Nemaska Lithium fights bankruptcy amid market glut

Nemaska’s Whabouchi lithium deposit in Quebec’s James Bay region, 300 km northwest of Chibougamau. (Credit: Nemaska Lithium)

Canada’s Nemaska Lithium (TSX: NMX) said on Monday it had filed for creditor protection, following several months of attempts to find new investors in order to continue operations.

The Montreal-based company’s move seeks to avoid becoming the latest victim of an oversupply of the metal needed in the batteries for electric cars and high tech devices, which has squeezed the market this year.

Nemaska said it had received approval to apply to the Superior Court of Quebec for creditor protection under the Companies’ Creditors Arrangement Act (CCAA) from its board of directors.

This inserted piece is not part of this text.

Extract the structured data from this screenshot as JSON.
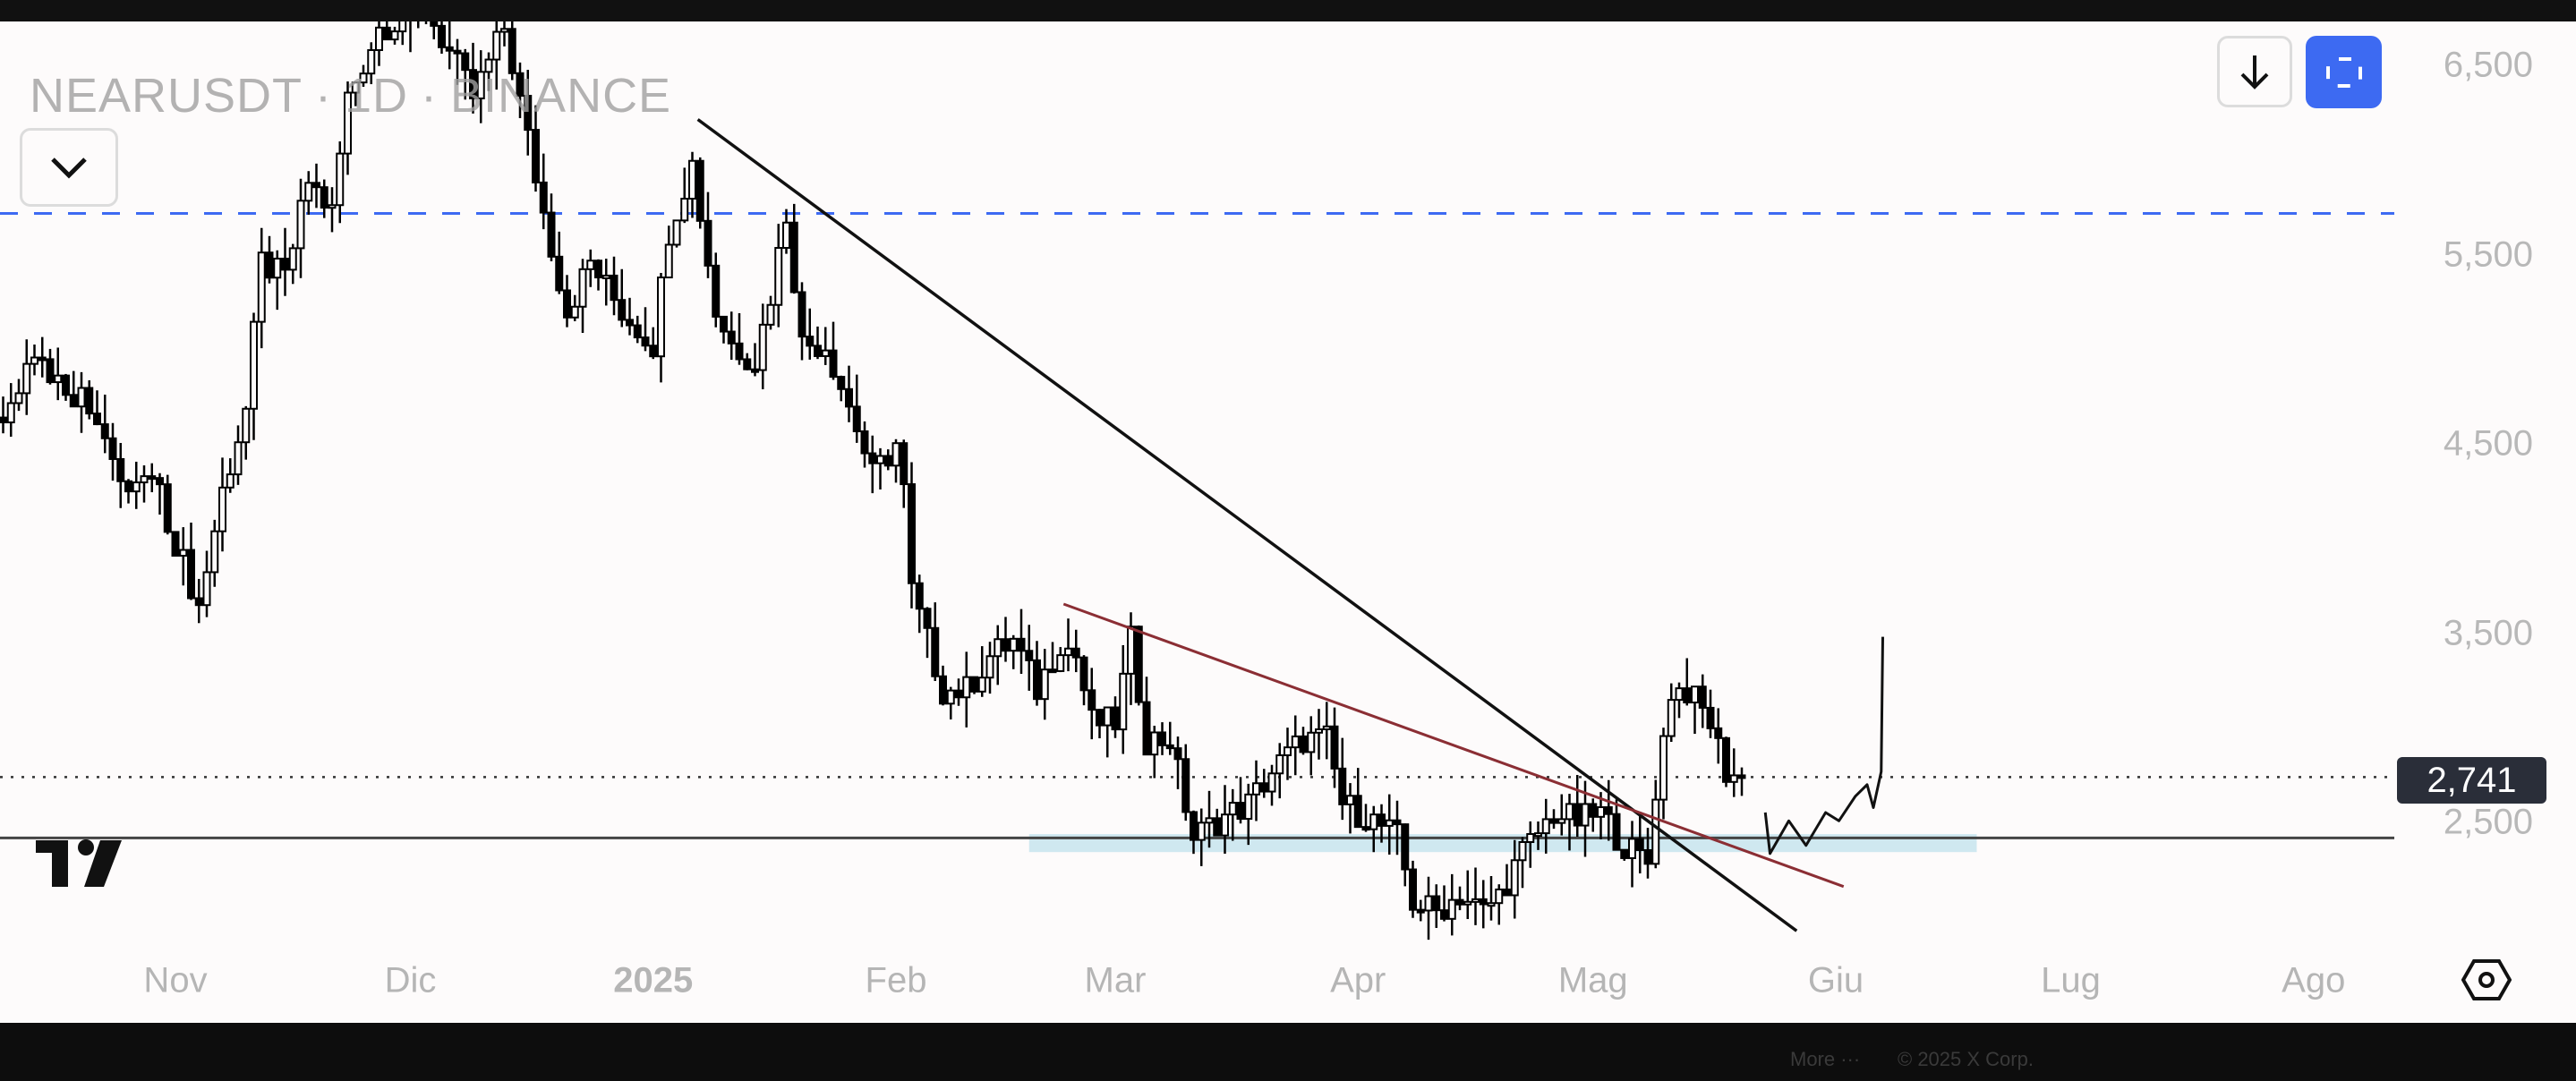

The company had been in talks with mine financier the Pallinghurst Group to secure a potential C$600 million equity investment, but no deal has been reached

While on CCAA, the firm anticipates to conduct a review of its operations and to seek approval from the courts for a formal investor solicitation process. Through the process, Nemaska aims to source additional financing, sell assets, enter a joint venture, or a combination of options.

The company had been in talks with mine financier the Pallinghurst Group,  the investment group led by former BHP boss Brian Gilbertson, to secure a potential C$600 million equity investment but has yet to announce a deal.

The miner’s shares, on which trade has been suspended, have dropped steadily since announcing plans last month to place its Whabouchi project in Quebec on care and maintenance.

Initially estimated to cost $ 1.1 billion, the company bumped up the total investment needed for the project to $ 1.5 billion in October.  

As proposed, Whabouchi contemplates an open-pit and underground mine, north-northwest of the municipality of Chibougamau, as well as a processing plant in Shawinigan.

The mine would have a production capacity of approximately 3,000 tonnes per day over an estimated mine life of 26 years.

Prices for lithium carbonate, the most common type used in EV batteries, doubled over 2016 and 2017. Since then, they have fallen by more than 40% to around $9.5 per kilo compared to the $18 per kilo mark they hit in May last year, according to S&P Global Platts.

The main factor behind the price slump is the avalanche of new supply that has hit the market over the past year, triggered mainly by mine expansions and a cut in government subsidies for purchasers of electric vehicles in China.

Nemaska Lithium goes bankrupt, victim of market oversupply
Wave of lithium supply coming online. (Source: BMO Capital Markets.)

Albemarle (NYSE: ALB), the world’s No. 1 lithium miner, noted in November that prices were down by about a third on last year and that the industry has two or three times more inventory than needed.

Trying to offset the glut, the company postponed in August plans to add about 125,000 tonnes of processing capacity. It also revised a deal to buy into Australia’s Mineral Resources’ (ASX: MIN) Wodgina lithium mine and said it would delay building 75,000 tonnes of processing capacity at Kemerton, also in Australia.

Nemaska Lithium goes bankrupt, victim of market oversupply

Chile’s Chemical and Mining Society (SQM), the world’s second-largest lithium producer, has also done its part, pushing back a key expansion at its Atacama salt flat operations from the end of 2020 to late 2021.

The Santiago-based lithium giant said in November that profit had fallen almost 28% in the three months to Sept. 30.